I recently tried to get a more concrete understanding of attention heads by poking at small language models and reading interpretability papers more carefully. This post is not a breakthrough, and it doesn’t present new results. Instead, it’s a short reflection on what didn’t work, what surprised me, and how my mental model of attention changed in the process.
I’m writing this partly to clarify my own thinking, and partly in case it’s useful to others who are trying to move from “I know the theory” to “I understand the mechanism.”
What I initially believed
Before digging in, I implicitly believed a few things:
- If an attention head consistently attends to a specific token, that token is probably “important.”

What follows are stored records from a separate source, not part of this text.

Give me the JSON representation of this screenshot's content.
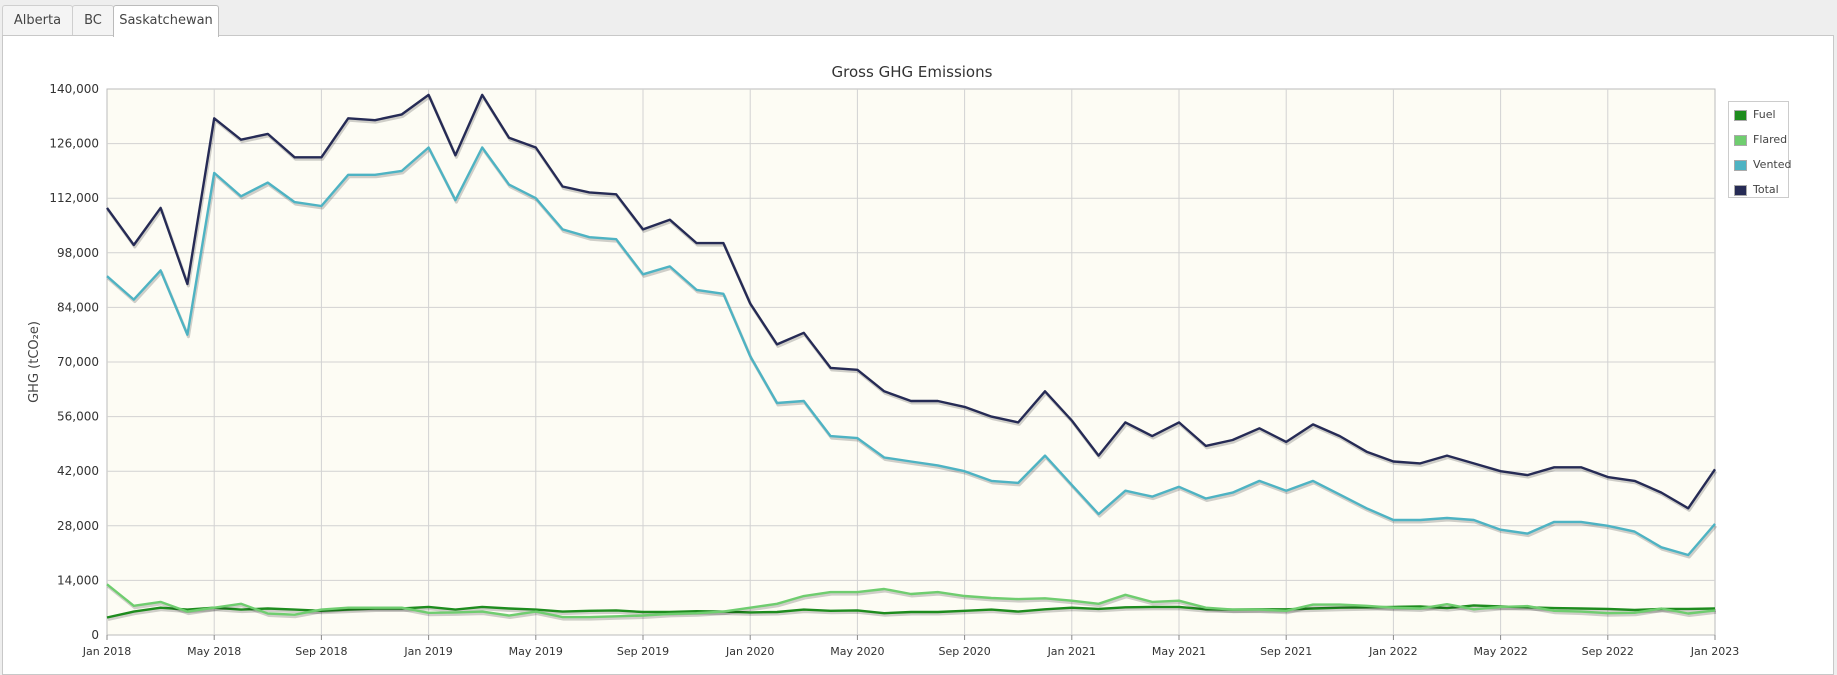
{
  "tabs": [
    {
      "label": "Alberta"
    },
    {
      "label": "BC"
    },
    {
      "label": "Saskatchewan"
    }
  ],
  "active_tab": "Saskatchewan",
  "chart_data": {
    "type": "line",
    "title": "Gross GHG Emissions",
    "xlabel": "",
    "ylabel": "GHG (tCO₂e)",
    "ylim": [
      0,
      140000
    ],
    "y_ticks": [
      "0",
      "14,000",
      "28,000",
      "42,000",
      "56,000",
      "70,000",
      "84,000",
      "98,000",
      "112,000",
      "126,000",
      "140,000"
    ],
    "x_ticks": [
      "Jan 2018",
      "May 2018",
      "Sep 2018",
      "Jan 2019",
      "May 2019",
      "Sep 2019",
      "Jan 2020",
      "May 2020",
      "Sep 2020",
      "Jan 2021",
      "May 2021",
      "Sep 2021",
      "Jan 2022",
      "May 2022",
      "Sep 2022",
      "Jan 2023"
    ],
    "x_start": "Jan 2018",
    "x_end": "Jan 2023",
    "x_interval": "monthly",
    "grid": true,
    "legend_position": "right",
    "series": [
      {
        "name": "Fuel",
        "color": "#1e8c1e",
        "values": [
          4500,
          6000,
          7000,
          6500,
          7000,
          6500,
          6800,
          6500,
          6200,
          6500,
          6800,
          6800,
          7200,
          6500,
          7200,
          6800,
          6500,
          6000,
          6200,
          6300,
          5900,
          5900,
          6100,
          6000,
          5800,
          5900,
          6500,
          6200,
          6300,
          5600,
          5900,
          5900,
          6200,
          6500,
          6000,
          6600,
          7000,
          6700,
          7100,
          7200,
          7200,
          6600,
          6500,
          6600,
          6600,
          6800,
          7000,
          7100,
          7200,
          7300,
          6900,
          7600,
          7300,
          7100,
          6900,
          6800,
          6700,
          6400,
          6700,
          6700,
          6800
        ]
      },
      {
        "name": "Flared",
        "color": "#6fcd6f",
        "values": [
          13000,
          7500,
          8500,
          6000,
          7000,
          8000,
          5500,
          5200,
          6500,
          7000,
          7000,
          7000,
          5700,
          5800,
          6000,
          5000,
          6000,
          4600,
          4600,
          4800,
          5000,
          5400,
          5600,
          6000,
          7000,
          8000,
          10000,
          11000,
          11000,
          11800,
          10500,
          11000,
          10000,
          9500,
          9200,
          9400,
          8800,
          8000,
          10300,
          8500,
          8800,
          7000,
          6500,
          6500,
          6200,
          7800,
          7800,
          7500,
          7000,
          6800,
          7900,
          6600,
          7200,
          7400,
          6200,
          6000,
          5600,
          5700,
          6800,
          5500,
          6300
        ]
      },
      {
        "name": "Vented",
        "color": "#4eb3c3",
        "values": [
          92000,
          86000,
          93500,
          77000,
          118500,
          112500,
          116000,
          111000,
          110000,
          118000,
          118000,
          119000,
          125000,
          111500,
          125000,
          115500,
          112000,
          104000,
          102000,
          101500,
          92500,
          94500,
          88500,
          87500,
          71500,
          59500,
          60000,
          51000,
          50500,
          45500,
          44500,
          43500,
          42000,
          39500,
          39000,
          46000,
          38500,
          31000,
          37000,
          35500,
          38000,
          35000,
          36500,
          39500,
          37000,
          39500,
          36000,
          32500,
          29500,
          29500,
          30000,
          29500,
          27000,
          26000,
          29000,
          29000,
          28000,
          26500,
          22500,
          20500,
          28500
        ]
      },
      {
        "name": "Total",
        "color": "#262b55",
        "values": [
          109500,
          100000,
          109500,
          90000,
          132500,
          127000,
          128500,
          122500,
          122500,
          132500,
          132000,
          133500,
          138500,
          123000,
          138500,
          127500,
          125000,
          115000,
          113500,
          113000,
          104000,
          106500,
          100500,
          100500,
          85000,
          74500,
          77500,
          68500,
          68000,
          62500,
          60000,
          60000,
          58500,
          56000,
          54500,
          62500,
          55000,
          46000,
          54500,
          51000,
          54500,
          48500,
          50000,
          53000,
          49500,
          54000,
          51000,
          47000,
          44500,
          44000,
          46000,
          44000,
          42000,
          41000,
          43000,
          43000,
          40500,
          39500,
          36500,
          32500,
          42500
        ]
      }
    ]
  }
}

- Looking at attention heatmaps would quickly reveal what a model is doing.
- Individual heads should correspond to relatively clean, human-interpretable functions.
None of these beliefs survived contact with even small toy models.

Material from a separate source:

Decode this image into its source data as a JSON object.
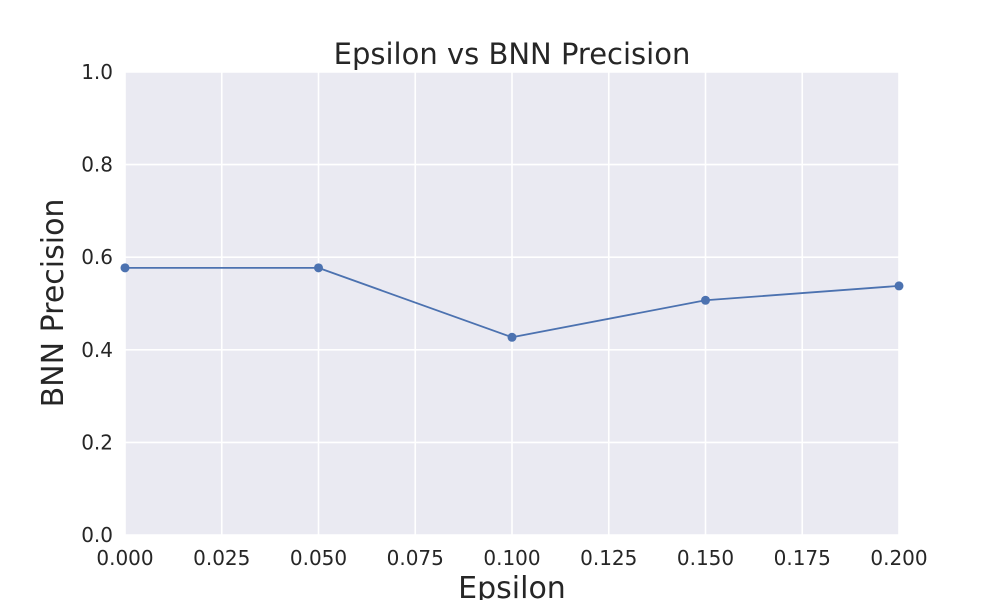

First surprise: attention patterns are easy to see, hard to interpret
It’s trivially easy to generate attention visualisations. Many tools make this feel like progress: you can point to a head and say “look, it’s attending to commas” or “this head likes previous nouns.”

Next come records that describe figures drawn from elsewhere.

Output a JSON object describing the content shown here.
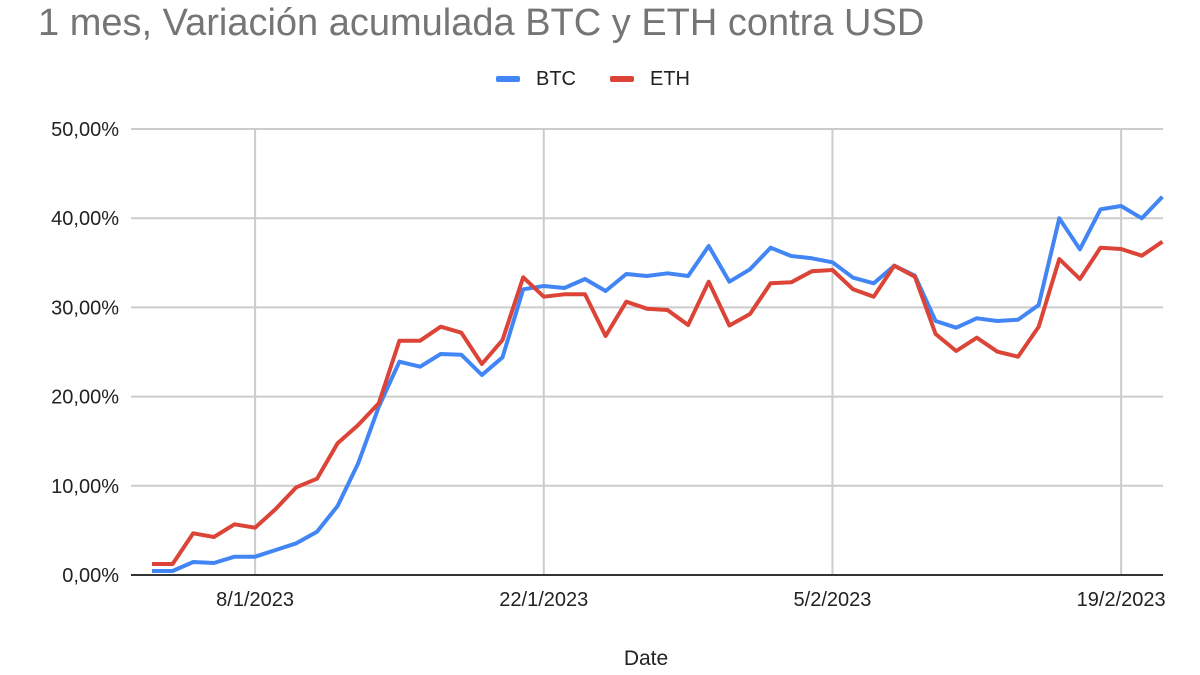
{
  "chart_data": {
    "type": "line",
    "title": "1 mes, Variación acumulada BTC y ETH contra USD",
    "xlabel": "Date",
    "ylabel": "",
    "ylim": [
      0,
      50
    ],
    "yticks": [
      "0,00%",
      "10,00%",
      "20,00%",
      "30,00%",
      "40,00%",
      "50,00%"
    ],
    "ytick_values": [
      0,
      10,
      20,
      30,
      40,
      50
    ],
    "xticks": [
      {
        "label": "8/1/2023",
        "index": 5
      },
      {
        "label": "22/1/2023",
        "index": 19
      },
      {
        "label": "5/2/2023",
        "index": 33
      },
      {
        "label": "19/2/2023",
        "index": 47
      }
    ],
    "grid": true,
    "legend_position": "top",
    "x": [
      "3/1/2023",
      "4/1/2023",
      "5/1/2023",
      "6/1/2023",
      "7/1/2023",
      "8/1/2023",
      "9/1/2023",
      "10/1/2023",
      "11/1/2023",
      "12/1/2023",
      "13/1/2023",
      "14/1/2023",
      "15/1/2023",
      "16/1/2023",
      "17/1/2023",
      "18/1/2023",
      "19/1/2023",
      "20/1/2023",
      "21/1/2023",
      "22/1/2023",
      "23/1/2023",
      "24/1/2023",
      "25/1/2023",
      "26/1/2023",
      "27/1/2023",
      "28/1/2023",
      "29/1/2023",
      "30/1/2023",
      "31/1/2023",
      "1/2/2023",
      "2/2/2023",
      "3/2/2023",
      "4/2/2023",
      "5/2/2023",
      "6/2/2023",
      "7/2/2023",
      "8/2/2023",
      "9/2/2023",
      "10/2/2023",
      "11/2/2023",
      "12/2/2023",
      "13/2/2023",
      "14/2/2023",
      "15/2/2023",
      "16/2/2023",
      "17/2/2023",
      "18/2/2023",
      "19/2/2023",
      "20/2/2023",
      "21/2/2023"
    ],
    "series": [
      {
        "name": "BTC",
        "color": "#4285f4",
        "values": [
          0.45,
          0.45,
          1.46,
          1.35,
          2.05,
          2.05,
          2.8,
          3.55,
          4.85,
          7.74,
          12.52,
          18.87,
          23.91,
          23.35,
          24.78,
          24.7,
          22.42,
          24.41,
          32.03,
          32.4,
          32.17,
          33.18,
          31.84,
          33.74,
          33.52,
          33.82,
          33.52,
          36.88,
          32.88,
          34.27,
          36.69,
          35.76,
          35.5,
          35.06,
          33.33,
          32.7,
          34.68,
          33.55,
          28.48,
          27.72,
          28.78,
          28.48,
          28.62,
          30.27,
          39.99,
          36.51,
          41.0,
          41.37,
          39.99,
          42.41
        ]
      },
      {
        "name": "ETH",
        "color": "#db4437",
        "values": [
          1.23,
          1.23,
          4.67,
          4.26,
          5.68,
          5.3,
          7.4,
          9.83,
          10.8,
          14.76,
          16.82,
          19.25,
          26.27,
          26.27,
          27.84,
          27.16,
          23.65,
          26.35,
          33.37,
          31.2,
          31.47,
          31.47,
          26.79,
          30.64,
          29.85,
          29.71,
          28.03,
          32.88,
          27.97,
          29.26,
          32.7,
          32.81,
          34.05,
          34.19,
          32.03,
          31.2,
          34.68,
          33.44,
          27.02,
          25.11,
          26.6,
          25.03,
          24.47,
          27.84,
          35.43,
          33.18,
          36.69,
          36.55,
          35.8,
          37.37
        ]
      }
    ]
  },
  "legend": {
    "items": [
      {
        "label": "BTC",
        "color": "#4285f4"
      },
      {
        "label": "ETH",
        "color": "#db4437"
      }
    ]
  }
}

What’s harder is answering the question: “If this head disappeared, would the model’s behaviour meaningfully change?”
Without that causal step, attention patterns felt more like descriptions than explanations. They were suggestive, but not decisive.
Second surprise: heads don’t act alone
Another naive assumption I had was that heads are mostly independent. In practice, even small models distribute functionality across multiple components:
- Several heads may partially contribute to the same behaviour
- Removing one head often degrades performance gradually rather than catastrophically
- Some heads only “matter” in combination with specific MLP layers
This made me more sympathetic to why interpretability papers emphasise circuits rather than single components. The unit of explanation is often larger than one head but smaller than the entire model.
Third surprise: failure is informative
In a few cases, I expected to find a clear pattern (for example, a head that reliably copies the next token after a repeated sequence) and… didn’t. Either the effect was weaker than expected, or it appeared inconsistently across layers.
Initially, this felt like a dead end. But reading more carefully, I realised that many published results are:
- Highly conditional on architecture
- Easier to observe at certain depths
- Sensitive to training setup and data
A “failed reproduction” wasn’t a refutation, but it was evidence about where and when a mechanism appears.
What changed in my own mental model
After this experience, I now think about attention heads differently:
- Attention weights are hypotheses, not explanations
- Causal interventions (ablation, patching) matter more than visualization
- Clean mechanisms are the exception, not the rule
- Toy models are not simplified versions of large models instead, they’re different objects that expose certain behaviours more clearly
It feels more like doing biology: messy, partial, and incremental. Most importantly, I stopped expecting interpretability to feel like reverse-engineering a clean system.
What I still don’t understand
To be explicit about the gaps:
- When does a “distributed” explanation become too diffuse to be useful?
- How stable are identified circuits across random seeds?
- Which interpretability results genuinely scale, and which are artefacts of small models?
These questions feel more important to me now than finding another pretty attention plot.
Why does this matter?
I don’t think interpretability progress comes from declaring models “understood.” It comes from slowly shrinking the gap between what we can describe and what we can causally explain.
Even small, frustrating attempts to understand a model helped me appreciate why careful, modest claims are a feature, not a weakness.
If nothing else, this experience made me more cautious about explanations I find convincing at first glance.
Closing
This post reflects a small slice of my learning process, not a polished conclusion. If you’ve had similar experiences — or think I’ve misunderstood something fundamental — I’d genuinely like to hear about it.
Understanding these systems feels hard because it is hard. That’s probably a good sign.